Neighborhoods pushed back, forcing the city to consider an urban agriculture ordinance before proceeding. This may be one reason why Mr. Hantz abandoned the idea of growing food and announced he would be establishing a giant urban tree farm instead.

As the city moved closer to closing the deal, residents demanded transparency and public dialog on what is potentially the largest (and cheapest) transfer of public property in Detroit's history. In an open letter to the City Council, members of the citizen-run Detroit Food Policy Council pleaded with the city to hold off on the deal until the urban agricultural ordinances were passed. Large land deals like Hantz' Woodlands should be subject to a transparent review process and public hearings. "Governance," they said "is the issue at the heart of this land sale."

In a letter to the City Council dated Nov. 13, the Detroit City Planning Commission also strongly questioned the land deal on social, political and economic grounds, warning that,

It would be premature to authorize the... land sale at this time; tree farming on the lower east side, if that is really the goal, is better ensured by sale by development agreement, authorized subsequent to adoption of an urban agriculture ordinance... only 5 jobs are anticipated to be created. This is not a land development deal, it is a land purchase with no guaranteed performance by the developer. This is land speculation and land banking.

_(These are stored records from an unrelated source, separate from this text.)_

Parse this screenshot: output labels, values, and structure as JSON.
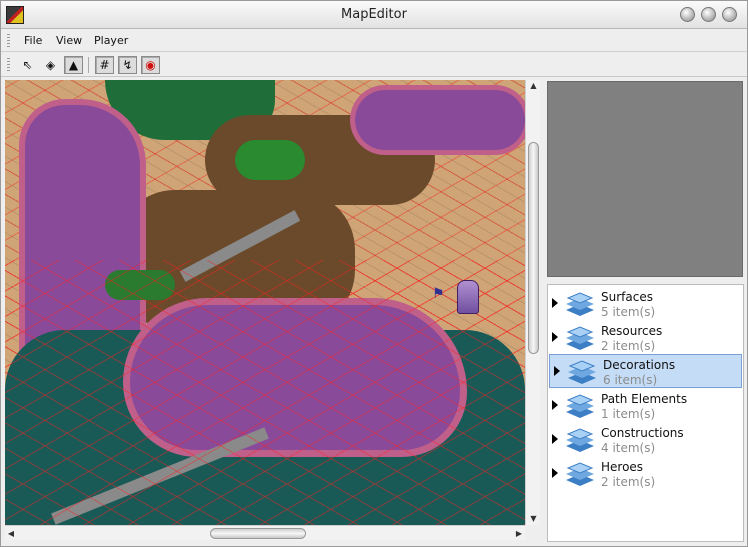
{
  "window": {
    "title": "MapEditor"
  },
  "menubar": {
    "items": [
      "File",
      "View",
      "Player"
    ]
  },
  "toolbar": {
    "tools": [
      {
        "name": "select-arrow-icon",
        "glyph": "⇖",
        "pressed": false
      },
      {
        "name": "eraser-icon",
        "glyph": "◈",
        "pressed": false
      },
      {
        "name": "pointer-up-icon",
        "glyph": "▲",
        "pressed": true
      },
      {
        "name": "grid-icon",
        "glyph": "#",
        "pressed": true
      },
      {
        "name": "path-icon",
        "glyph": "↯",
        "pressed": true
      },
      {
        "name": "passability-eye-icon",
        "glyph": "◉",
        "pressed": true
      }
    ]
  },
  "tree": {
    "categories": [
      {
        "name": "Surfaces",
        "count": "5 item(s)",
        "selected": false
      },
      {
        "name": "Resources",
        "count": "2 item(s)",
        "selected": false
      },
      {
        "name": "Decorations",
        "count": "6 item(s)",
        "selected": true
      },
      {
        "name": "Path Elements",
        "count": "1 item(s)",
        "selected": false
      },
      {
        "name": "Constructions",
        "count": "4 item(s)",
        "selected": false
      },
      {
        "name": "Heroes",
        "count": "2 item(s)",
        "selected": false
      }
    ]
  },
  "colors": {
    "sand": "#cfa577",
    "water": "#8a4a9a",
    "forest": "#1f6e3a",
    "dirt": "#6a4a2a",
    "overlay_red": "#ff2020",
    "selection": "#c5dcf7"
  }
}
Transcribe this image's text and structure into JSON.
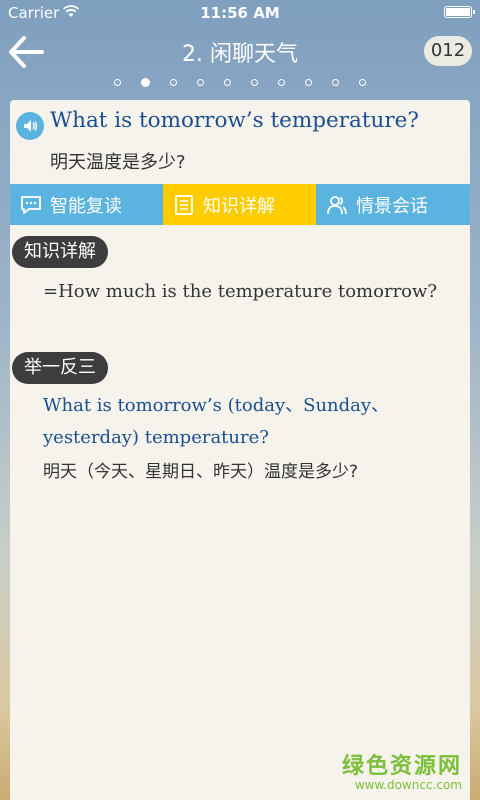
{
  "status_bar": {
    "carrier": "Carrier",
    "time": "11:56 AM"
  },
  "nav": {
    "title": "2. 闲聊天气",
    "lesson_number": "012"
  },
  "pager": {
    "total": 10,
    "active_index": 1
  },
  "sentence": {
    "english": "What is tomorrow’s temperature?",
    "chinese": "明天温度是多少?"
  },
  "tabs": [
    {
      "label": "智能复读",
      "icon": "chat-bubble-icon",
      "active": false
    },
    {
      "label": "知识详解",
      "icon": "document-icon",
      "active": true
    },
    {
      "label": "情景会话",
      "icon": "people-icon",
      "active": false
    }
  ],
  "knowledge": {
    "label": "知识详解",
    "text": "=How much is the temperature tomorrow?"
  },
  "examples": {
    "label": "举一反三",
    "english": "What is tomorrow’s (today、Sunday、yesterday) temperature?",
    "chinese": "明天（今天、星期日、昨天）温度是多少?"
  },
  "watermark": {
    "main": "绿色资源网",
    "sub": "www.downcc.com"
  },
  "colors": {
    "tab_blue": "#5bb4df",
    "tab_active": "#ffcc00",
    "english_text": "#1b4e8f",
    "label_bg": "#3d3d3d"
  }
}
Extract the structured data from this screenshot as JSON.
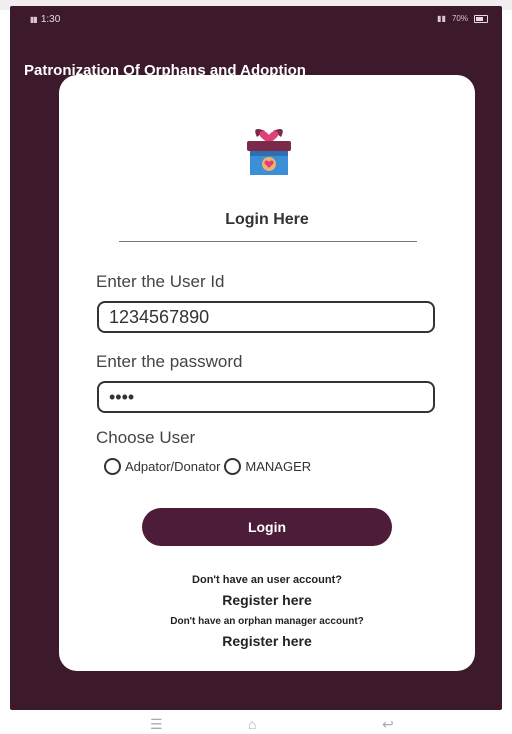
{
  "status": {
    "time": "1:30",
    "right_text": "70%"
  },
  "app": {
    "title": "Patronization Of Orphans and Adoption"
  },
  "login": {
    "heading": "Login Here",
    "user_id_label": "Enter the User Id",
    "user_id_value": "1234567890",
    "password_label": "Enter the password",
    "password_value": "1234",
    "choose_user_label": "Choose User",
    "options": [
      "Adpator/Donator",
      "MANAGER"
    ],
    "button_label": "Login",
    "no_user_account": "Don't have an user account?",
    "register_user": "Register here",
    "no_manager_account": "Don't have an orphan manager account?",
    "register_manager": "Register here"
  },
  "colors": {
    "background": "#3c1a2c",
    "button": "#4d1c38",
    "card": "#ffffff"
  },
  "icons": [
    "gift-box-heart-icon",
    "signal-icon",
    "battery-icon",
    "menu-icon",
    "home-icon",
    "back-icon"
  ]
}
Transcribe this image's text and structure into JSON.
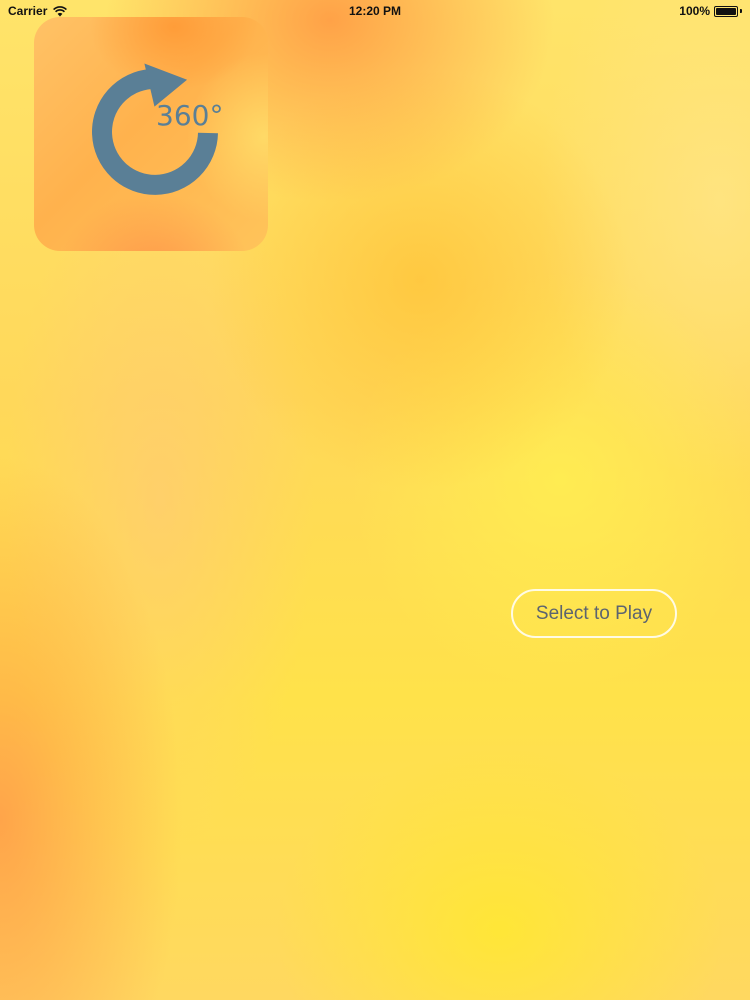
{
  "status_bar": {
    "carrier": "Carrier",
    "time": "12:20 PM",
    "battery": "100%",
    "wifi_icon": "wifi-icon",
    "battery_icon": "battery-icon"
  },
  "app_icon": {
    "label": "360°",
    "icon": "rotate-360-icon",
    "icon_color": "#5a7f96"
  },
  "play_button": {
    "label": "Select to Play"
  }
}
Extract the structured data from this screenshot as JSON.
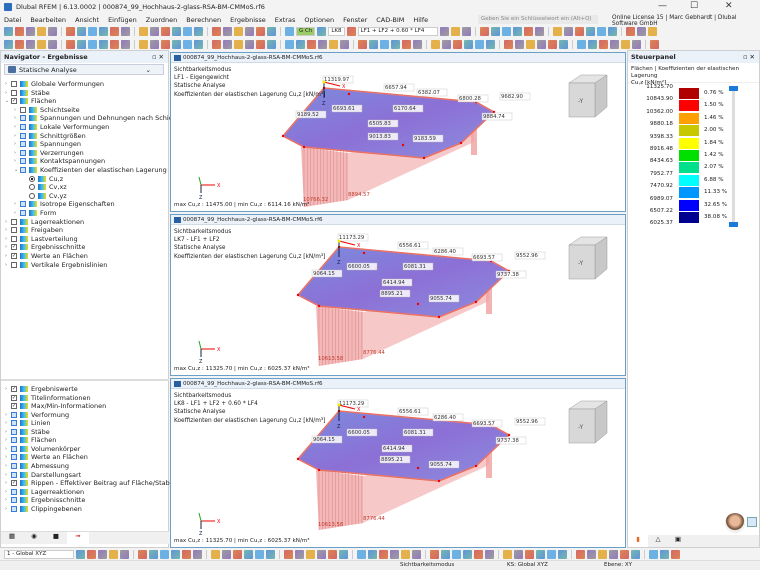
{
  "window": {
    "title": "Dlubal RFEM | 6.13.0002 | 000874_99_Hochhaus-2-glass-RSA-BM-CMMoS.rf6",
    "minimize": "—",
    "maximize": "☐",
    "close": "✕"
  },
  "menu": [
    "Datei",
    "Bearbeiten",
    "Ansicht",
    "Einfügen",
    "Zuordnen",
    "Berechnen",
    "Ergebnisse",
    "Extras",
    "Optionen",
    "Fenster",
    "CAD-BIM",
    "Hilfe"
  ],
  "search": {
    "placeholder": "Geben Sie ein Schlüsselwort ein (Alt+Q)"
  },
  "license": "Online License 15 | Marc Gebhardt | Dlubal Software GmbH",
  "toolbar": {
    "lc_badge": "G Ch",
    "lc_code": "LK8",
    "lc_combo": "LF1 + LF2 + 0.60 * LF4"
  },
  "navigator": {
    "title": "Navigator - Ergebnisse",
    "analysis": "Statische Analyse",
    "tree": [
      {
        "label": "Globale Verformungen",
        "level": 0,
        "check": "off",
        "chev": "›"
      },
      {
        "label": "Stäbe",
        "level": 0,
        "check": "off",
        "chev": "›"
      },
      {
        "label": "Flächen",
        "level": 0,
        "check": "on",
        "chev": "⌄"
      },
      {
        "label": "Schichtseite",
        "level": 1,
        "check": "off",
        "chev": "›"
      },
      {
        "label": "Spannungen und Dehnungen nach Schichtdicken",
        "level": 1,
        "check": "part",
        "chev": "›"
      },
      {
        "label": "Lokale Verformungen",
        "level": 1,
        "check": "part",
        "chev": "›"
      },
      {
        "label": "Schnittgrößen",
        "level": 1,
        "check": "part",
        "chev": "›"
      },
      {
        "label": "Spannungen",
        "level": 1,
        "check": "part",
        "chev": "›"
      },
      {
        "label": "Verzerrungen",
        "level": 1,
        "check": "part",
        "chev": "›"
      },
      {
        "label": "Kontaktspannungen",
        "level": 1,
        "check": "part",
        "chev": "›"
      },
      {
        "label": "Koeffizienten der elastischen Lagerung",
        "level": 1,
        "check": "part",
        "chev": "⌄"
      },
      {
        "label": "Cu,z",
        "level": 2,
        "radio": "on"
      },
      {
        "label": "Cv,xz",
        "level": 2,
        "radio": "off"
      },
      {
        "label": "Cv,yz",
        "level": 2,
        "radio": "off"
      },
      {
        "label": "Isotrope Eigenschaften",
        "level": 1,
        "check": "part",
        "chev": "›"
      },
      {
        "label": "Form",
        "level": 1,
        "check": "part",
        "chev": "›"
      },
      {
        "label": "Lagerreaktionen",
        "level": 0,
        "check": "off",
        "chev": "›"
      },
      {
        "label": "Freigaben",
        "level": 0,
        "check": "off",
        "chev": "›"
      },
      {
        "label": "Lastverteilung",
        "level": 0,
        "check": "off",
        "chev": "›"
      },
      {
        "label": "Ergebnisschnitte",
        "level": 0,
        "check": "on",
        "chev": "›"
      },
      {
        "label": "Werte an Flächen",
        "level": 0,
        "check": "on",
        "chev": "›"
      },
      {
        "label": "Vertikale Ergebnislinien",
        "level": 0,
        "check": "off",
        "chev": "›"
      }
    ],
    "display_tree": [
      {
        "label": "Ergebniswerte",
        "check": "on",
        "chev": "›"
      },
      {
        "label": "Titelinformationen",
        "check": "on",
        "chev": ""
      },
      {
        "label": "Max/Min-Informationen",
        "check": "on",
        "chev": ""
      },
      {
        "label": "Verformung",
        "check": "part",
        "chev": "›"
      },
      {
        "label": "Linien",
        "check": "part",
        "chev": "›"
      },
      {
        "label": "Stäbe",
        "check": "part",
        "chev": "›"
      },
      {
        "label": "Flächen",
        "check": "part",
        "chev": "›"
      },
      {
        "label": "Volumenkörper",
        "check": "part",
        "chev": "›"
      },
      {
        "label": "Werte an Flächen",
        "check": "part",
        "chev": "›"
      },
      {
        "label": "Abmessung",
        "check": "part",
        "chev": "›"
      },
      {
        "label": "Darstellungsart",
        "check": "part",
        "chev": "›"
      },
      {
        "label": "Rippen - Effektiver Beitrag auf Fläche/Stab",
        "check": "on",
        "chev": "›"
      },
      {
        "label": "Lagerreaktionen",
        "check": "part",
        "chev": "›"
      },
      {
        "label": "Ergebnisschnitte",
        "check": "part",
        "chev": "›"
      },
      {
        "label": "Clippingebenen",
        "check": "part",
        "chev": "›"
      }
    ],
    "coord_system": "1 - Global XYZ"
  },
  "views": [
    {
      "file": "000874_99_Hochhaus-2-glass-RSA-BM-CMMoS.rf6",
      "lines": [
        "Sichtbarkeitsmodus",
        "LF1 - Eigengewicht",
        "Statische Analyse",
        "Koeffizienten der elastischen Lagerung Cu,z [kN/m³]"
      ],
      "footer": "max Cu,z : 11475.00 | min Cu,z : 6114.16 kN/m³",
      "labels": [
        "11319.97",
        "6657.94",
        "6382.07",
        "6800.28",
        "9682.90",
        "6693.61",
        "6170.64",
        "9189.52",
        "9884.74",
        "6505.83",
        "9013.83",
        "9183.59"
      ],
      "red_labels": [
        "10766.32",
        "8894.57"
      ]
    },
    {
      "file": "000874_99_Hochhaus-2-glass-RSA-BM-CMMoS.rf6",
      "lines": [
        "Sichtbarkeitsmodus",
        "LK7 - LF1 + LF2",
        "Statische Analyse",
        "Koeffizienten der elastischen Lagerung Cu,z [kN/m³]"
      ],
      "footer": "max Cu,z : 11325.70 | min Cu,z : 6025.37 kN/m³",
      "labels": [
        "11173.29",
        "6556.61",
        "6286.40",
        "6693.57",
        "9552.96",
        "6600.05",
        "6081.31",
        "9064.15",
        "9737.38",
        "6414.94",
        "8895.21",
        "9055.74"
      ],
      "red_labels": [
        "10613.58",
        "8776.44"
      ]
    },
    {
      "file": "000874_99_Hochhaus-2-glass-RSA-BM-CMMoS.rf6",
      "lines": [
        "Sichtbarkeitsmodus",
        "LK8 - LF1 + LF2 + 0.60 * LF4",
        "Statische Analyse",
        "Koeffizienten der elastischen Lagerung Cu,z [kN/m³]"
      ],
      "footer": "max Cu,z : 11325.70 | min Cu,z : 6025.37 kN/m³",
      "labels": [
        "11173.29",
        "6556.61",
        "6286.40",
        "6693.57",
        "9552.96",
        "6600.05",
        "6081.31",
        "9064.15",
        "9737.38",
        "6414.94",
        "8895.21",
        "9055.74"
      ],
      "red_labels": [
        "10613.58",
        "8776.44"
      ]
    }
  ],
  "axes": {
    "x": "X",
    "z": "Z"
  },
  "cube_face": "-Y",
  "control_panel": {
    "title": "Steuerpanel",
    "subtitle": "Flächen | Koeffizienten der elastischen Lagerung",
    "quantity": "Cu,z [kN/m²]",
    "values": [
      "11325.70",
      "10843.90",
      "10362.00",
      "9880.18",
      "9398.33",
      "8916.48",
      "8434.63",
      "7952.77",
      "7470.92",
      "6989.07",
      "6507.22",
      "6025.37"
    ],
    "percents": [
      "0.76 %",
      "1.50 %",
      "1.46 %",
      "2.00 %",
      "1.84 %",
      "1.42 %",
      "2.07 %",
      "6.88 %",
      "11.33 %",
      "32.65 %",
      "38.08 %"
    ],
    "colors": [
      "#b00000",
      "#ff0000",
      "#ffa000",
      "#c8c800",
      "#ffff00",
      "#00e000",
      "#00e08a",
      "#00ffff",
      "#0096ff",
      "#0000ff",
      "#000090"
    ]
  },
  "status": {
    "mode": "Sichtbarkeitsmodus",
    "cs": "KS: Global XYZ",
    "plane": "Ebene: XY"
  }
}
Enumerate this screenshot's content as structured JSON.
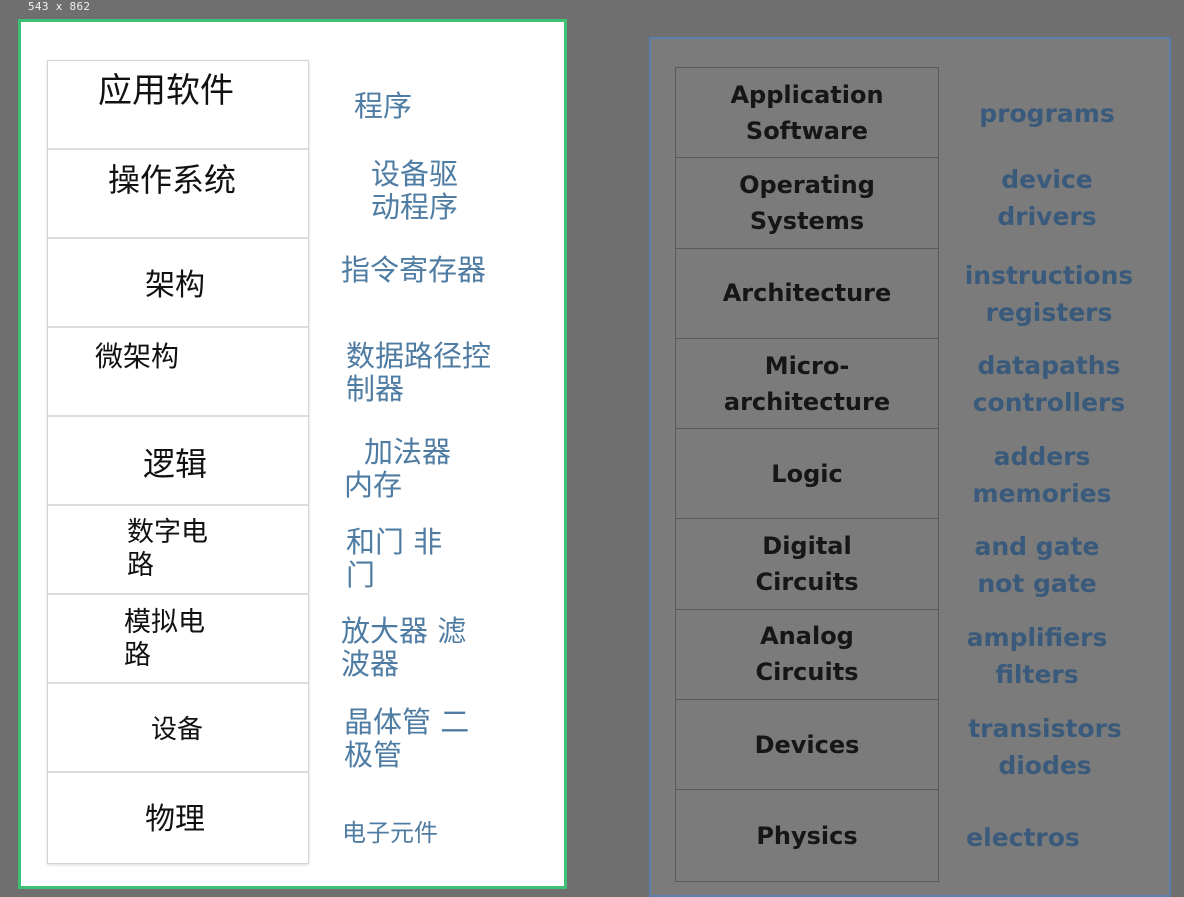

Detroit residents will soon find out if they have stalled the deal or not. Mr. Hantz is still pushing hard. His persistence -- to bring in an agricultural metaphor -- reminds me of my first encounter with roosters when I was seven years old.

My mother had bought me a box of cute, yellow chicks to raise into laying hens. I fed them and watched them grow. Unfortunately, half of them turned out to be roosters. They started fighting and got mean. Every time I crossed the yard to the barn they would rush after me, talons flying. I was terrified.

"Too many roosters," said a neighbor, "They won't stop fighting 'till the last one's standing."

We got rid of all but one -- a handsome bantam named Charlie. Good old Charlie had somehow remained aloof from all the fighting. and now treated me as nicely as any hen. He even let me pet him.

Peace returned to the yard.

Then one day it happened. Charlie jumped me when I wasn't looking, pecking and beating his wings. I screamed and ran into the house crying and holding my leg where he'd clawed me good.

"What happened?" asked my mother. Between sobs, I recounted Charlie's heartless betrayal, pointing to my wounded leg.

My stepfather smirked at me over his cup of coffee, "Is your boot full of blood?"

I shook my head.

He got up and handed me a broom. "Go feed the chickens," he said.

Charlie was waiting. He sprang at me. I batted him half way across the yard. He popped up and charged. I knocked him away again. He bounced back again. He had decided that the yard was his now and that I was a trespasser. He was going to eliminate me.

I ran back in the house.

"Those stupid chickens can starve!" I bellowed. My mother looked at my stepfather long and hard.

That night, Charlie joined us for dinner. Chicken never tasted so good.

The moral of the story?

John Hantz may not be the last real estate speculator in Detroit, but he's decided the city is his yard. He won't stop grabbing at the city's empty lots until he owns them... or until he graces the supper table.